VCU libraries already has some really strong relationships, so I want to work with the librarians who are currently experts with the different departments. In addition, the are other units on campus like ORI and IT and the Grad School and so many others that have already figured out key data services. I’m talking to the ones I know about and finding units that are new to me to ask them what their stakeholders’ needs are and look for ways to help those units. And of course, I’m always available to meet with anyone about their needs or about establishing training or classroom instruction.
Are there particular services or opportunities VCU Libraries provides that you want to stress?
Everyone knows the VCU Libraries has great physical, electronic and archival resources. But I think the most important thing is the human assistance here. Sometimes it’s something the researcher or student knows how to do, but we can do much faster because we do it all the time. Other times, we have expertise with media or organization or technology that our scholars forget, because even when they know we offer more than books it’s still easy to fall into that trap of thinking of the library in terms of shelving. We do that, but also so much more. And of course, that includes data!

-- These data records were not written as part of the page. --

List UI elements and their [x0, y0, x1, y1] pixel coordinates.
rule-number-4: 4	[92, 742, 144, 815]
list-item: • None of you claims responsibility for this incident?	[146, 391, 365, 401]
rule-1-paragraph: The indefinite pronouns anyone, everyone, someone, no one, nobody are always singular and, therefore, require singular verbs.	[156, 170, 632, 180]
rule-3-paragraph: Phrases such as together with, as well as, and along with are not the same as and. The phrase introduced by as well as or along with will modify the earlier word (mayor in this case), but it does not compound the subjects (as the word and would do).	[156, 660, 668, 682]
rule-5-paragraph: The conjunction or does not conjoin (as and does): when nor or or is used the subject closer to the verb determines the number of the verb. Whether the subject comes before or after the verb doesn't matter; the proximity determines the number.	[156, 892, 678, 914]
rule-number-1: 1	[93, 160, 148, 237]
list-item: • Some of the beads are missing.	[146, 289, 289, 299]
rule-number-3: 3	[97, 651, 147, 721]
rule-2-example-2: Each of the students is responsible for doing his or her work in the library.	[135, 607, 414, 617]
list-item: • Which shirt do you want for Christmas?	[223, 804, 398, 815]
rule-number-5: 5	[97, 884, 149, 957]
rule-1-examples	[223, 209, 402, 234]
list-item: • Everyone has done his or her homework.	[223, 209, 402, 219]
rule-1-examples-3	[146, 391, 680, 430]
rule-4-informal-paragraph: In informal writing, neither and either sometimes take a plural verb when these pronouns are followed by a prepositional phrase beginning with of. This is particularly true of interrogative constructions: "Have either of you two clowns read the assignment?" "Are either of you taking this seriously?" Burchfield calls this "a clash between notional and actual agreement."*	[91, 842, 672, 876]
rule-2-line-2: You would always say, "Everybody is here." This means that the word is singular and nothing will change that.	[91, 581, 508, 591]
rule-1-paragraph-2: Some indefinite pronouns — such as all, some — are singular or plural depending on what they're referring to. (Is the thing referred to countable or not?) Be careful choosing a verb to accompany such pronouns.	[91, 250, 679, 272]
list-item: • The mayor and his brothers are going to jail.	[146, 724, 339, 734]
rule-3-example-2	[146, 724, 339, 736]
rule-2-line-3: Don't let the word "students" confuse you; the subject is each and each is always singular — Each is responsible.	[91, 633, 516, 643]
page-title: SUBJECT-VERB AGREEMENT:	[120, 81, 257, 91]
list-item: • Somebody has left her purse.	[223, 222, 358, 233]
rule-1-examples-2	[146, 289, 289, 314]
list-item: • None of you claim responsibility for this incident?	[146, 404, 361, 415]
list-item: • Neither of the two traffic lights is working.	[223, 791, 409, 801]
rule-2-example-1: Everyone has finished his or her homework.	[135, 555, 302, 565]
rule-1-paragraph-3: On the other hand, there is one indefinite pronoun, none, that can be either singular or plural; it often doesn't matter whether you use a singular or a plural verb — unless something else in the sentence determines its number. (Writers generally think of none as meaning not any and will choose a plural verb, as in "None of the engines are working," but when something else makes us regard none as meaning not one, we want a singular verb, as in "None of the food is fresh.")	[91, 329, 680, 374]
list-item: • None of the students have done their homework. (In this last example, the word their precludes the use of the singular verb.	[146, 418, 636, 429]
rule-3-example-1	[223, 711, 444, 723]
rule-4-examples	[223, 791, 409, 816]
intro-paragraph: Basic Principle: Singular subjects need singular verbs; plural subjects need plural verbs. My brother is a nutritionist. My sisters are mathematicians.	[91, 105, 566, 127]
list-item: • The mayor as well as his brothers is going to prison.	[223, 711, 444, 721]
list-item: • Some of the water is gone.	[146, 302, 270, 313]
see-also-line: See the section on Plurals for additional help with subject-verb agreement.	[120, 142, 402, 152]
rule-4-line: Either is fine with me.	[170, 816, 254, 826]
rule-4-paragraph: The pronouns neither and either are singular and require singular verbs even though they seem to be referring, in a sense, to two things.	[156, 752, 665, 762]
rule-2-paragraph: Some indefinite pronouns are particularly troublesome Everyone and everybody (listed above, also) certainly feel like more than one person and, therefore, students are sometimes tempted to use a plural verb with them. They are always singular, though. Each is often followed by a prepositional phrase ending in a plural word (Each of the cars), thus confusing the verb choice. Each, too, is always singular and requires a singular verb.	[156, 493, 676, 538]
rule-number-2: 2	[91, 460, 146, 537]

What ideas do you want to share, specifically, with hard science researchers regarding data management?
Manage your data for your future self. Today’s study may be the base of tomorrow’s big longitudinal project, but only if you can still use that data that you’re gathering now. So it’s important to document and back-up all of your current protocols, operationalization, scripts, everything as if you might put it aside and then unexpectedly want it five or ten years down the line. You never know which one will be the key to a future project!
What ideas do you want to share, specifically, with faculty in the humanities about how to think about “data” in their fields?
Data management thinks of “data” in the broadest sense: comprehensive of any sources and contextual factors used in scholarship. It’s not about numbers, it’s about the sources of scholarship. Humanistic sources are just as important, maybe even more important, to manage and preserve. But there are fewer rules on how to do it, so it can feel harder. Humanistic researchers should think archivally about their research and creative materials, so they can work with them in the future and share them with scholars following in their footsteps.
How can you assist faculty who are writing proposals for grants or seeking funding for their work?
I do a few things, but the top one is data management plans (or DMPs) and data sharing plans! NSF and NIH researchers are already familiar with these compliance requirements, but the agencies have changed their guidance and the program officers want constant improvement. I keep up with those things and help faculty write to the current expectations. For faculty funded by other agencies, the DMP guidance is pretty recent, and the discussion of what goes in a DMP is evolving constantly. I can help make a plan that meets the current guidance in a given agency, as well as help with post-award DMP or data sharing compliance and reporting.